Enfin, le troisième facteur est à rechercher dans les graves lacunes de la gouvernance sociale en France. Le taux de chômage élevé, la mobilité sociale sclérosée, tout cela a préparé le terrain aux idées religieuses extrémistes. Un bon nombre de descendants des immigrés musulmans, financièrement précaires et vides spirituellement, finissent par se laisser séduire par ces idées. Selon les statistiques du gouvernement français, en date du 23 octobre 2014, ce sont près de 1 100 Français qui s’étaient rendus ou cherchaient à se rendre dans des pays comme la Syrie et l’Irak, parmi lesquelles 370 personnes faisaient la guerre et 200 autres étaient rapatriées en France. On peut voir à quel point les idées extrémistes ont pénétré la société française. Or, la France n’est pas le seul pays européen à connaître ce genre de problème. En Belgique, selon des reportages locaux, on compte 440 ressortissants partis en Syrie depuis avril 2014 pour participer au djihad.

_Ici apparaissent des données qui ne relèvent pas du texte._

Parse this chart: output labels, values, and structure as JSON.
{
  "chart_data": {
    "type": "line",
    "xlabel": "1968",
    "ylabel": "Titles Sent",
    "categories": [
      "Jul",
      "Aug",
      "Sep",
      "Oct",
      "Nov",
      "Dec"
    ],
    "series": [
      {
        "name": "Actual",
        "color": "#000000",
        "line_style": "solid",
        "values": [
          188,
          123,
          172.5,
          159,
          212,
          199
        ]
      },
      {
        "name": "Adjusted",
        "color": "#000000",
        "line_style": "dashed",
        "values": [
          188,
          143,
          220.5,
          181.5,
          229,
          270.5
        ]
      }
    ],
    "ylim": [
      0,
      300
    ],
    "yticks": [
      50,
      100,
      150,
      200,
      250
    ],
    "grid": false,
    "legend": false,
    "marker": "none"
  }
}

Parmi ceux-ci, plus d’une quarantaine de personnes seraient rentrées en Belgique.

Après les attaques du 13 novembre dernier à Paris, Daech a affirmé dans un communiqué qu’il ne s’agissait « que du début de la tempête ». Une menace qu’on ne peut prendre à la légère.

Suite à l’attentat contre la rédaction de Charlie Hebdo, le gouvernement français a pris une série de mesures visant à renforcer la lutte contre le terrorisme sur son territoire, mais ses actions et leur faible efficacité donnent l’impression qu’il ne prend pas la mesure de la dangerosité réelle de cette organisation internationale, qu’il n’accorde pas suffisamment de considération aux failles sécuritaires qui demeurent dans le pays.

Cette leçon sanglante doit réveiller la France. Le président Hollande a déclaré que la France « luttera sans merci contre les terroristes ». Il a décrété l’état d’urgence sur tout le territoire français, une situation que le pays n’a pas connu depuis 2005. Les médias français ont pour leur part avancé des suggestions pour renforcer la défense du pays. On peut espérer que le dispositif sécuritaire de l’Hexagone, qui ressemble à une passoire, sera finalement colmaté.

﹡HAN BING, correspondant de Cankao Xiaoxi à Paris.